Bobby Beck Talks New Directions in Animation Education

Since launching in 2005, Animation Mentor, an online animation school, has helped usher in a new digital age of education. Recent economic uncertainty worldwide has brought pressure on both public and private schools, in the programs they offer, the staffs they employ and the fees they charge. Always aggressive in their approach to education, their curriculum and the needs of their industry, Animation Mentor has been at the forefront of any animation education discussion since they opened their doors for business.
With the launch of their new AMP Studio Production Pipeline, brand new Visual Effects program as well as the restructuring of their flagship Animation Program, the school has made a huge investment in and commitment to a new education model, one focused on and driven by working studio production requirements.
I recently talked with Animation Mentor CEO and co-founder Bobby Beck to discuss his take on the state of education, how frustration drove him and his partners, Shawn Kelly and Carlos Baena, to start the school and how their new production pipeline and curriculum initiatives represent a paradigm change the industry would be wise to embrace.
Dan Sarto: What motivated you to start Animation Mentor? How did the very notion of a mentor-based animation school come about?
Bobby Beck: When I first started in the industry, I went to a four-year animation school. I went through the whole program, but I wasn’t really learning animation, and I got a little frustrated. So I decided to find someone in the industry who animated for a living and start learning from them. My best friends at the time were Shawn Kelly and Carlos Baena. Shawn Kelly had a mentor from ILM, Wayne Gilbert, so I kind of tagged along with him from time to time. It was cool. I felt like I was learning so much more from that dynamic than from anything else I’d done.
Years later, after I’d been working at Pixar for six years, we were just wrapping up Finding Nemo, and Shawn asked me if I wanted to come co-teach some of the classes he was teaching at a school. I said yeah, that would be great.
This was a senior level class. It was the last semester before these guys go out and get jobs in the industry. These students have been there 3 ½ years. I asked the class, “How many want to be animators?” All 30 of them raised their hands. I thought, “Great, let’s take a look at the work you’re doing.” So they projected their work up on the screen behind us and it was very frustrating because the same thing that happened to me 12 years before, when I was in school, was happening to them. Back then, I wasn’t learning anything about animation. It was the last thing I learned before I graduated. You learn all about art history and figure drawing and modeling and rigging and texture painting and then you finally get to your animation at the very end.
I was frustrated because that’s not how the industry works. In order to create something at the Pixar quality level, and really, all the studios are trying hard to achieve that level of excellence, you really need to focus and specialize in your craft. The work the students projected that night was just incredibly awful. Not a single one of them was going to go into the industry and they all were paying $80,000-100,000 dollars for their four year education. It bothered me like crazy. I felt like people were being taken advantage of.

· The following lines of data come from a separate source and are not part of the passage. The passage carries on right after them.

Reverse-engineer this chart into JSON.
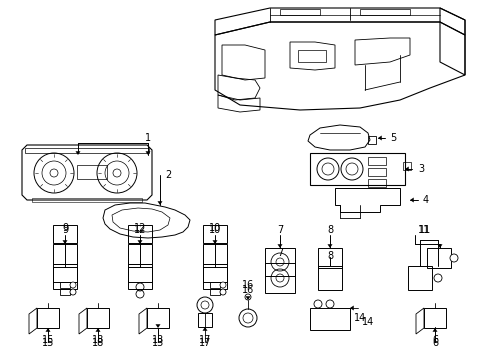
{
  "background_color": "#ffffff",
  "line_color": "#000000",
  "fig_w": 4.89,
  "fig_h": 3.6,
  "dpi": 100
}
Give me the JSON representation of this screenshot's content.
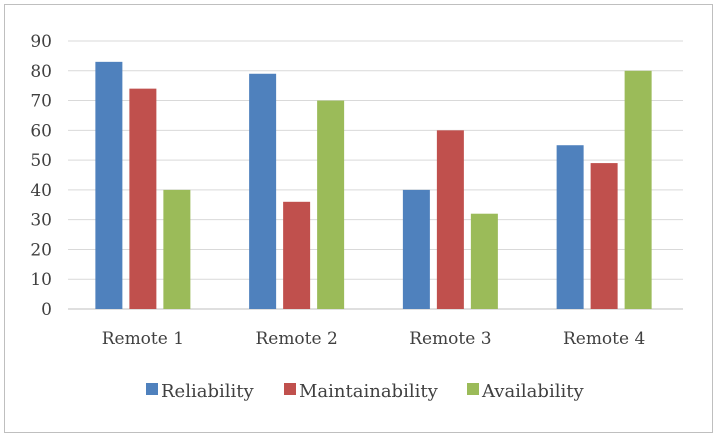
{
  "chart_data": {
    "type": "bar",
    "categories": [
      "Remote 1",
      "Remote 2",
      "Remote 3",
      "Remote 4"
    ],
    "series": [
      {
        "name": "Reliability",
        "values": [
          83,
          79,
          40,
          55
        ],
        "color": "#4f81bd"
      },
      {
        "name": "Maintainability",
        "values": [
          74,
          36,
          60,
          49
        ],
        "color": "#c0504d"
      },
      {
        "name": "Availability",
        "values": [
          40,
          70,
          32,
          80
        ],
        "color": "#9bbb59"
      }
    ],
    "ylim": [
      0,
      90
    ],
    "yticks": [
      0,
      10,
      20,
      30,
      40,
      50,
      60,
      70,
      80,
      90
    ],
    "grid": true,
    "legend_position": "bottom",
    "gridline_color": "#d9d9d9",
    "axis_color": "#bfbfbf"
  }
}
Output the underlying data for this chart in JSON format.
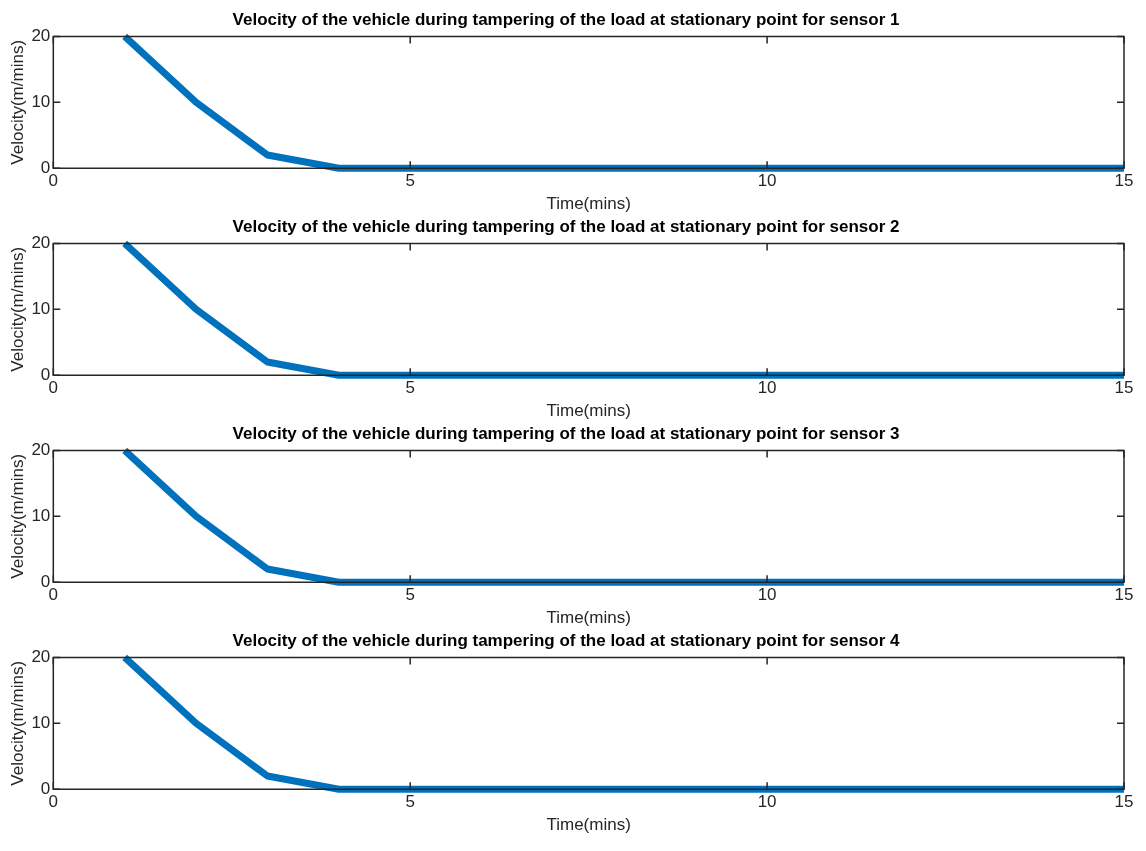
{
  "chart_data": [
    {
      "type": "line",
      "title": "Velocity of the vehicle during tampering of the load at stationary point for sensor 1",
      "xlabel": "Time(mins)",
      "ylabel": "Velocity(m/mins)",
      "x": [
        1,
        2,
        3,
        4,
        5,
        6,
        7,
        8,
        9,
        10,
        11,
        12,
        13,
        14,
        15
      ],
      "series": [
        {
          "color": "#0072bd",
          "values": [
            20,
            10,
            2,
            0,
            0,
            0,
            0,
            0,
            0,
            0,
            0,
            0,
            0,
            0,
            0
          ]
        }
      ],
      "xlim": [
        0,
        15
      ],
      "xticks": [
        0,
        5,
        10,
        15
      ],
      "ylim": [
        0,
        20
      ],
      "yticks": [
        0,
        10,
        20
      ],
      "grid": false,
      "legend": false,
      "marker": "none",
      "line_style": "solid"
    },
    {
      "type": "line",
      "title": "Velocity of the vehicle during tampering of the load at stationary point for sensor 2",
      "xlabel": "Time(mins)",
      "ylabel": "Velocity(m/mins)",
      "x": [
        1,
        2,
        3,
        4,
        5,
        6,
        7,
        8,
        9,
        10,
        11,
        12,
        13,
        14,
        15
      ],
      "series": [
        {
          "color": "#0072bd",
          "values": [
            20,
            10,
            2,
            0,
            0,
            0,
            0,
            0,
            0,
            0,
            0,
            0,
            0,
            0,
            0
          ]
        }
      ],
      "xlim": [
        0,
        15
      ],
      "xticks": [
        0,
        5,
        10,
        15
      ],
      "ylim": [
        0,
        20
      ],
      "yticks": [
        0,
        10,
        20
      ],
      "grid": false,
      "legend": false,
      "marker": "none",
      "line_style": "solid"
    },
    {
      "type": "line",
      "title": "Velocity of the vehicle during tampering of the load at stationary point for sensor 3",
      "xlabel": "Time(mins)",
      "ylabel": "Velocity(m/mins)",
      "x": [
        1,
        2,
        3,
        4,
        5,
        6,
        7,
        8,
        9,
        10,
        11,
        12,
        13,
        14,
        15
      ],
      "series": [
        {
          "color": "#0072bd",
          "values": [
            20,
            10,
            2,
            0,
            0,
            0,
            0,
            0,
            0,
            0,
            0,
            0,
            0,
            0,
            0
          ]
        }
      ],
      "xlim": [
        0,
        15
      ],
      "xticks": [
        0,
        5,
        10,
        15
      ],
      "ylim": [
        0,
        20
      ],
      "yticks": [
        0,
        10,
        20
      ],
      "grid": false,
      "legend": false,
      "marker": "none",
      "line_style": "solid"
    },
    {
      "type": "line",
      "title": "Velocity of the vehicle during tampering of the load at stationary point for sensor 4",
      "xlabel": "Time(mins)",
      "ylabel": "Velocity(m/mins)",
      "x": [
        1,
        2,
        3,
        4,
        5,
        6,
        7,
        8,
        9,
        10,
        11,
        12,
        13,
        14,
        15
      ],
      "series": [
        {
          "color": "#0072bd",
          "values": [
            20,
            10,
            2,
            0,
            0,
            0,
            0,
            0,
            0,
            0,
            0,
            0,
            0,
            0,
            0
          ]
        }
      ],
      "xlim": [
        0,
        15
      ],
      "xticks": [
        0,
        5,
        10,
        15
      ],
      "ylim": [
        0,
        20
      ],
      "yticks": [
        0,
        10,
        20
      ],
      "grid": false,
      "legend": false,
      "marker": "none",
      "line_style": "solid"
    }
  ]
}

As I drove home that night, I came up with an idea to create a mentor-based school for people who wanted to be animators. I pitched it to Shawn and Carlos and they thought it was great. We thought we could build it in six months and we could do it while we still kept working the studios. Well, it took almost two years to develop. We also realized we can’t support this and work at our jobs. That would be ridiculous. So with Shawn and Carlos’ support I decided to leave Pixar and start running Animation Mentor. I was a senior animator, there was a lull on Cars, and the time was right to leave. I have been running Animation Mentor now for about 7 1/2 years.

DS: Where does Animation Mentor fit within the animation education landscape? How does your program fit within the traditional 3-4 year college programs?
BB: I really think we designed our school and continue to design our school for what the industry needs and wants. We’re in the Bay Area and within 30 minutes from here, we’ve got Pixar, Tippett Studios, DreamWorks and Industrial Light & Magic. Pixar is 5 minutes away. We constantly go to them and ask them, “What do you guys need? Where are the holes in your hiring?” The gap between what they need and what they are finding is getting bigger and bigger. Their films are getting much more complicated to make. Each film they do gets that much more technical. And difficult. There are always new ways of doing things and the studios are just having a tougher and tougher time hiring students right out of school. It’s kind of a big gamble for them because students are used to working by themselves in their own little sandboxes. Even if they create something great, that doesn’t necessarily mean they are going to be doing great work at a studio.
We always try to custom tailor our curriculum to what the bigger studios need, knowing these things are also what the smaller studios want. If we custom design a curriculum for the big boys, that is only going to help bring best practices to some of the smaller studios around the world.